While I shoveled a parking spot, Herself snowshoed up to the house. It took her a little over an hour to cover that mile. I followed, as did more shoveling, this time to clear the stairs that led down from where we usually parked to the deck and the side door. Also dug a path to the woodpile, because, duh.
I believe it was the next day that I stomped a snowshoe circuit that wound down the hill and back up again from the meadow side, where I had my cyclocross course, and we used that for exercise for a while, because that four feet of snow wasn’t going anywhere fast at 8,800 feet in November.

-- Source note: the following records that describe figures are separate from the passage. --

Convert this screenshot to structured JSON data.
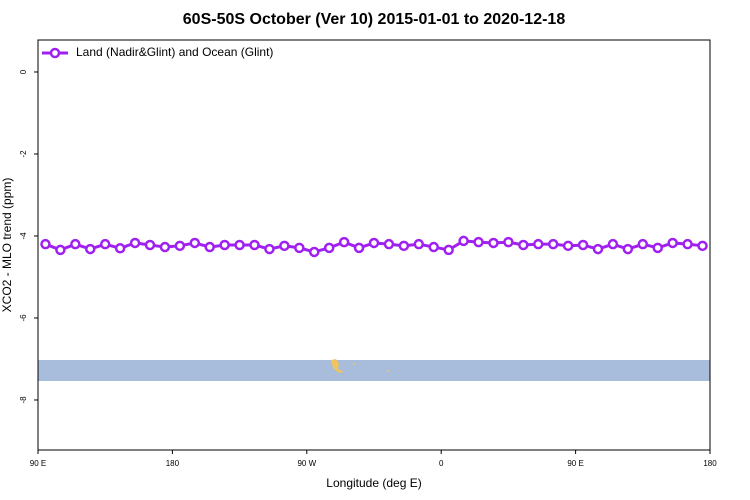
{
  "chart_data": {
    "type": "line",
    "title": "60S-50S October (Ver 10)   2015-01-01 to 2020-12-18",
    "xlabel": "Longitude (deg E)",
    "ylabel": "XCO2 - MLO trend (ppm)",
    "x": [
      95,
      105,
      115,
      125,
      135,
      145,
      155,
      165,
      175,
      185,
      195,
      205,
      215,
      225,
      235,
      245,
      255,
      265,
      275,
      285,
      295,
      305,
      315,
      325,
      335,
      345,
      355,
      365,
      375,
      385,
      395,
      405,
      415,
      425,
      435,
      445,
      455,
      465,
      475,
      485,
      495,
      505,
      515,
      525,
      535
    ],
    "series": [
      {
        "name": "Land (Nadir&Glint) and Ocean (Glint)",
        "color": "#a020f0",
        "values": [
          -4.2,
          -4.34,
          -4.2,
          -4.32,
          -4.2,
          -4.3,
          -4.17,
          -4.22,
          -4.27,
          -4.24,
          -4.17,
          -4.27,
          -4.22,
          -4.22,
          -4.22,
          -4.32,
          -4.24,
          -4.29,
          -4.39,
          -4.29,
          -4.15,
          -4.29,
          -4.17,
          -4.2,
          -4.24,
          -4.2,
          -4.27,
          -4.34,
          -4.12,
          -4.15,
          -4.17,
          -4.15,
          -4.22,
          -4.2,
          -4.2,
          -4.24,
          -4.22,
          -4.32,
          -4.2,
          -4.32,
          -4.2,
          -4.29,
          -4.17,
          -4.2,
          -4.24
        ]
      }
    ],
    "xlim": [
      90,
      540
    ],
    "xticks": [
      {
        "value": 90,
        "label": "90 E"
      },
      180,
      {
        "value": 270,
        "label": "90 W"
      },
      {
        "value": 360,
        "label": "0"
      },
      {
        "value": 450,
        "label": "90 E"
      },
      {
        "value": 540,
        "label": "180"
      }
    ],
    "ylim": [
      -9.22,
      0.78
    ],
    "yticks": [
      0,
      -2,
      -4,
      -6,
      -8
    ],
    "legend": "top-left"
  }
}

• Editor’s note: I just remembered I did an episode of Radio Free Dogpatch on this very topic, almost a year ago. Here it is.

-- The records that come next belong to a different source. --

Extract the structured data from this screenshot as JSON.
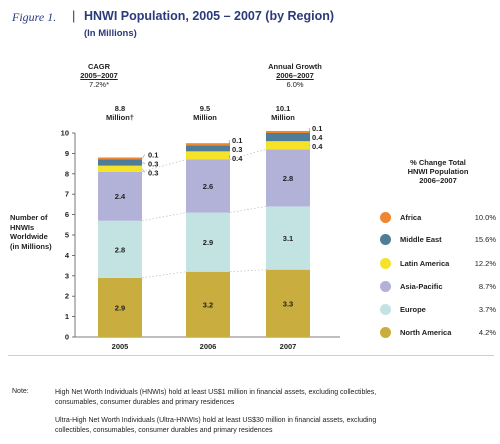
{
  "figure": {
    "label": "Figure 1.",
    "separator": "|",
    "title": "HNWI Population, 2005 – 2007 (by Region)",
    "subtitle": "(In Millions)"
  },
  "cagr": {
    "label": "CAGR",
    "period": "2005–2007",
    "value": "7.2%*"
  },
  "growth": {
    "label": "Annual Growth",
    "period": "2006–2007",
    "value": "6.0%"
  },
  "totals": [
    {
      "value": "8.8",
      "unit": "Million†"
    },
    {
      "value": "9.5",
      "unit": "Million"
    },
    {
      "value": "10.1",
      "unit": "Million"
    }
  ],
  "y_axis_label": [
    "Number of",
    "HNWIs",
    "Worldwide",
    "(in Millions)"
  ],
  "legend": {
    "title": [
      "% Change Total",
      "HNWI Population",
      "2006–2007"
    ],
    "items": [
      {
        "name": "Africa",
        "change": "10.0%",
        "color": "#f0862e"
      },
      {
        "name": "Middle East",
        "change": "15.6%",
        "color": "#4f7d97"
      },
      {
        "name": "Latin America",
        "change": "12.2%",
        "color": "#f7e22a"
      },
      {
        "name": "Asia-Pacific",
        "change": "8.7%",
        "color": "#b2b2d8"
      },
      {
        "name": "Europe",
        "change": "3.7%",
        "color": "#c3e3e3"
      },
      {
        "name": "North America",
        "change": "4.2%",
        "color": "#c9ad3e"
      }
    ]
  },
  "chart_data": {
    "type": "bar",
    "stacked": true,
    "categories": [
      "2005",
      "2006",
      "2007"
    ],
    "ylim": [
      0,
      10
    ],
    "yticks": [
      "0",
      "1",
      "2",
      "3",
      "4",
      "5",
      "6",
      "7",
      "8",
      "9",
      "10"
    ],
    "ylabel": "Number of HNWIs Worldwide (in Millions)",
    "series": [
      {
        "name": "North America",
        "color": "#c9ad3e",
        "values": [
          2.9,
          3.2,
          3.3
        ],
        "labels": [
          "2.9",
          "3.2",
          "3.3"
        ]
      },
      {
        "name": "Europe",
        "color": "#c3e3e3",
        "values": [
          2.8,
          2.9,
          3.1
        ],
        "labels": [
          "2.8",
          "2.9",
          "3.1"
        ]
      },
      {
        "name": "Asia-Pacific",
        "color": "#b2b2d8",
        "values": [
          2.4,
          2.6,
          2.8
        ],
        "labels": [
          "2.4",
          "2.6",
          "2.8"
        ]
      },
      {
        "name": "Latin America",
        "color": "#f7e22a",
        "values": [
          0.3,
          0.4,
          0.4
        ],
        "labels": [
          "0.3",
          "0.4",
          "0.4"
        ]
      },
      {
        "name": "Middle East",
        "color": "#4f7d97",
        "values": [
          0.3,
          0.3,
          0.4
        ],
        "labels": [
          "0.3",
          "0.3",
          "0.4"
        ]
      },
      {
        "name": "Africa",
        "color": "#f0862e",
        "values": [
          0.1,
          0.1,
          0.1
        ],
        "labels": [
          "0.1",
          "0.1",
          "0.1"
        ]
      }
    ]
  },
  "notes": {
    "label": "Note:",
    "lines": [
      "High Net Worth Individuals (HNWIs) hold at least US$1 million in financial assets, excluding collectibles,",
      "consumables, consumer durables and primary residences",
      "Ultra-High Net Worth Individuals (Ultra-HNWIs) hold at least US$30 million in financial assets, excluding",
      "collectibles, consumables, consumer durables and primary residences"
    ]
  }
}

February 3, 2022 at 2:18 pm |
Yep. That was a good one. Even in re-run form.
February 3, 2022 at 2:28 pm |
“The third-coldest temperature currently being reported was measured in Westcliffe, which is found at an elevation of 7733 feet above sea level. According to the National Weather Service, a temperature of -36 degrees Fahrenheit was recorded overnight.”
Makes that 8 degrees seem balmy I’ll bet. (Or not.)

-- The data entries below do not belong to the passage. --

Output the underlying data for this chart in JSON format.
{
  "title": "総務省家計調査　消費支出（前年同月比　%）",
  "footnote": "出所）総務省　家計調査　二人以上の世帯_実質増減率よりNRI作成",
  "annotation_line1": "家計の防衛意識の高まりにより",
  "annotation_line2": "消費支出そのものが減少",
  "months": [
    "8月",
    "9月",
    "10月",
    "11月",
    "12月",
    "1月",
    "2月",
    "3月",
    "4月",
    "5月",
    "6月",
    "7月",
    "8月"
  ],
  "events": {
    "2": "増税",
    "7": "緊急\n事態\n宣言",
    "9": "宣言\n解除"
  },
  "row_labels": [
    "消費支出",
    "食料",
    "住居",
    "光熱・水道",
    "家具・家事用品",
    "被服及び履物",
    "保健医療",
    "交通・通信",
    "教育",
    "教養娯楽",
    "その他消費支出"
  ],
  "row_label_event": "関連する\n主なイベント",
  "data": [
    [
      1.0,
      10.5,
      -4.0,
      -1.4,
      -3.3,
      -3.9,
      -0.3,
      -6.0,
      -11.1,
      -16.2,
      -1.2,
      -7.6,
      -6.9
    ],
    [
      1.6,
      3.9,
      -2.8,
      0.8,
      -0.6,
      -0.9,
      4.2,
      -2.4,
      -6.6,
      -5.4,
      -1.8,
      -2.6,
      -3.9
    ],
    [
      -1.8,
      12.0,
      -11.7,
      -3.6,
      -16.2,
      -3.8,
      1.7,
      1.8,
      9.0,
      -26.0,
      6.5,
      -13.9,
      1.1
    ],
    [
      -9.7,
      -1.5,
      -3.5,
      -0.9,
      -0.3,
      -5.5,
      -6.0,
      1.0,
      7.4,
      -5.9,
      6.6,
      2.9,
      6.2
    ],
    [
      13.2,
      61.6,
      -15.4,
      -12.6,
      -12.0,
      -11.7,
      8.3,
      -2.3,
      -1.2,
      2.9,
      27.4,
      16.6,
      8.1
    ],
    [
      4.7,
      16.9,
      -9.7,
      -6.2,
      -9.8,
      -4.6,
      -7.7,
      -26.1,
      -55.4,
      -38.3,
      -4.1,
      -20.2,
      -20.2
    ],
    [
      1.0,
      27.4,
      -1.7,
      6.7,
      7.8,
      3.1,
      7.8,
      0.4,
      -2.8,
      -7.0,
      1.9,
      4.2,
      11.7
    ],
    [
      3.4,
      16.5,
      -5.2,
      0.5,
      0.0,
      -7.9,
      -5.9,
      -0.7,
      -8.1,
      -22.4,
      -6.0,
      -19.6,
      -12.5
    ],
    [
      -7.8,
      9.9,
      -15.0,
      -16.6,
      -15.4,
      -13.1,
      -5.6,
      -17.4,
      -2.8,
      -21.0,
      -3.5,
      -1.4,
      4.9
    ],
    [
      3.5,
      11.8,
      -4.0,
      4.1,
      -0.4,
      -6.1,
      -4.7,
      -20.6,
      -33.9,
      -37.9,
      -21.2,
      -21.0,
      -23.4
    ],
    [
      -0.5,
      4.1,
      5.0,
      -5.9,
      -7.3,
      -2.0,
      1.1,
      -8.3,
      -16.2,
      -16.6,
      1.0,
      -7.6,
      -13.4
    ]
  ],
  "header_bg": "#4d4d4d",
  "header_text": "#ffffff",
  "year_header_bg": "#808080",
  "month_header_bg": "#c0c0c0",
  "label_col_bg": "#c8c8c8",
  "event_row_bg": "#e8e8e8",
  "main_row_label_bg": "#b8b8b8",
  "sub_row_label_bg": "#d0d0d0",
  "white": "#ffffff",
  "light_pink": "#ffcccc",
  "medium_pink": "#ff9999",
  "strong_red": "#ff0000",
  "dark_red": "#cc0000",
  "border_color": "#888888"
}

February 3, 2022 at 2:53 pm |
Hal thinks that may have come from a weather station at DeWeese Reservoir, where it routinely is insanely cold.
That said, we had a few days that were double-digit below-zero heart-stoppers. The wind chill made it worser. There was nothing between us and the Sangre de Cristos to shelter us from the wind. Here’s a view from the deck.
• Click here for a bigger image.
And here’s the deck, with house attached.
• Click here for a bigger image.
February 3, 2022 at 6:06 pm |
Wow.
February 4, 2022 at 1:28 pm |
Zillow value $656K? I’m taking a wild guess at where it is at up in the hills.
February 4, 2022 at 1:54 pm |
Good guess! The place has been “enhanced” since we sold it in 2007 (I think). I forget the square footage, but we were the po’ folk on Ridge Road, making do with a “great room,” one small bedroom and bath, and kitchen/dining room downstairs, and a loft master bedroom with bath upstairs. I think the place was right at or just under a thousand square feet.
Everybody else on the hill started bigger and was adding square footage, and it looks like subsequent owners have done likewise to our old place.
February 4, 2022 at 8:24 pm |
The photo that you once posted on here when you were at the base of your cyclocross course was the hint. It’s a nice area. But as you know, as we age those “farther down the road places” become harder to live in. It’s a damn shame that we aren’t all 25 years old again. I believe the wisdom of age is realizing that you really can’t go back. Well unless you’re Shirley McClain and you go back as one of Hal’s burros.
February 4, 2022 at 11:08 am |
Albuquerque, aptly named Duck City by our erudite and respectable host on this here site, will be at 7 whole degrees tonight. Santa Fe, which is higher in elevation and further North than Duck City, will be at a balmy 11 degrees tonight. I require no explanation, scientific or otherwise, for this, and I will only say that you can keep that shit. I am old and cold. 100 degrees? Bring it on.